Both delinquent mortgages and foreclosures continued to decline in the fourth quarter. Mortgages in the early stage of delinquency (30-59 days past due) were 2.6% of the loans covered by the report, the lowest level since the OCC began tracking such data in January 2008. The percentage of mortgages that were seriously delinquent decreased 20.7% from a year earlier and one basis point down from the previous quarter to 3.5% of the portfolio in the fourth quarter.
Foreclosures initiated in the fourth quarter were down 20.6% from a year earlier and nearly 5% from the previous quarter to 124,468 new foreclosures in the fourth quarter. The OCC report attributed the foreclosure declines to an improved economy, loans that were transferred outside of the federal banking system, and “aggressive foreclosure prevention assistance.”
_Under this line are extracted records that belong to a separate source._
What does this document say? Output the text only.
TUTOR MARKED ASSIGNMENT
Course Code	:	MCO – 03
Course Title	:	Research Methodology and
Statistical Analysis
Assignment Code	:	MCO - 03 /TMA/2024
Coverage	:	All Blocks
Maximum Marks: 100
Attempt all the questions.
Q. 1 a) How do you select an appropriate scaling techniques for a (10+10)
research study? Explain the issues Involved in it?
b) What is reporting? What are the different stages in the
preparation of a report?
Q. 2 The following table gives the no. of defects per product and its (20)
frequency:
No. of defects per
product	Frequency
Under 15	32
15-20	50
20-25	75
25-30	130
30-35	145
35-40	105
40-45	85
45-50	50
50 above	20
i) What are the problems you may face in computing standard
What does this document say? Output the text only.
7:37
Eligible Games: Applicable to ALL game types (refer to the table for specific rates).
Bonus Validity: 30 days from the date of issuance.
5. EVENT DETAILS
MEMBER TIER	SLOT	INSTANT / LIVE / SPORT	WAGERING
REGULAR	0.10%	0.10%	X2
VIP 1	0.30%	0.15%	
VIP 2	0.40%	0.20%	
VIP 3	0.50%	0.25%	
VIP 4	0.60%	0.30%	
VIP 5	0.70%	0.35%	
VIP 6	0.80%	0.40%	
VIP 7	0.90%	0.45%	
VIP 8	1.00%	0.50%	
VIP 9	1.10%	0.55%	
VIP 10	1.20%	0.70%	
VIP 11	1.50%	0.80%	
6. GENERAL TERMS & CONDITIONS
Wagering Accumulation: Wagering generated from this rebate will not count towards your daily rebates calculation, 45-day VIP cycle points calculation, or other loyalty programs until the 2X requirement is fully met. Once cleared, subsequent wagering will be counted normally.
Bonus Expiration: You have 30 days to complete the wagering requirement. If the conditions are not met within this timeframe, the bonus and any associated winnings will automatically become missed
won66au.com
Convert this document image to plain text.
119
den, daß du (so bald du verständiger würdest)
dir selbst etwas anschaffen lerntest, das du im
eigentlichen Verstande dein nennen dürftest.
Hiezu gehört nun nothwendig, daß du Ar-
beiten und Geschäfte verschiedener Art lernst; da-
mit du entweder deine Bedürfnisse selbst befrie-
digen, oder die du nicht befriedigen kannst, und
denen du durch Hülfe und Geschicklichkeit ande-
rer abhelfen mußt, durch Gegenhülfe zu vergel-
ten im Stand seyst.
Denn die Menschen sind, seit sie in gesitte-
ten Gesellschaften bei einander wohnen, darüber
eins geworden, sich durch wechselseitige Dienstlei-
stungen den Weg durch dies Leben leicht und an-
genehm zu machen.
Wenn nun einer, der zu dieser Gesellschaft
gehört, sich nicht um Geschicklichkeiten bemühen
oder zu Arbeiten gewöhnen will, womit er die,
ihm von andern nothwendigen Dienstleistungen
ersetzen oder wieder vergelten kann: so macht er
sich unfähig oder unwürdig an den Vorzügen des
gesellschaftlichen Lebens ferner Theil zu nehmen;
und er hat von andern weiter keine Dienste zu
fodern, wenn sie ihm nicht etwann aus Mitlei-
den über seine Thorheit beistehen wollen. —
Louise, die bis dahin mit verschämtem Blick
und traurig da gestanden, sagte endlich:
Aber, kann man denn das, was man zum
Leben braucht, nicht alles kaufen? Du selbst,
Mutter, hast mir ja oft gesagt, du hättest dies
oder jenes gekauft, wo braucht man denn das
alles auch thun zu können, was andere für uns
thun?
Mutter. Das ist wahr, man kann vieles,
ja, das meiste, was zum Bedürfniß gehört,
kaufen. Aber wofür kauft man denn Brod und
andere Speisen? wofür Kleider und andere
“Generally, we are seeing some markets come back. Equity is returning to the markets,” Gouldie said. “I think market values may not be where they were at the peak of the market but certainly there’s been some upward movement.”
The refinance boom and home retention programs have also worked their way through most of the cycle for borrowers who needed it, which contributed to mortgages performing better, Gouldie said.
The OCC report said the 242,828 home retention actions reported in the fourth quarter was nearly three times the number of completed foreclosures, short sales, and deed-in-lieu-of-foreclosure actions during the same period. However, the number of home retention actions have decreased by 22.4% from the previous quarter and 34% from a year earlier.
Gouldie said the decline in such programs was largely because overall, there are less mortgages being reported in the portfolios; almost 92% of those mortgages are performing; and there are fewer troubled loans that would need affordability programs.
“A lot of those actions have already been taken so there is a smaller base of these loans reported within this report to actually consider for action like this,” Gouldie said. “In terms of taking actions for borrowers, the trends will continue. Everyone who needs to be evaluated for a modification will be. And I see that continuing.”
The fourth quarter report looked at 24.9 million loans totaling $4.2 trillion in unpaid principal and representing 49% of all first-lien residential mortgages outstanding in the country. That’s almost five million loans less than the prior year, when the largest banks reported having 29.8 million loans, representing 58% of all outstanding mortgages.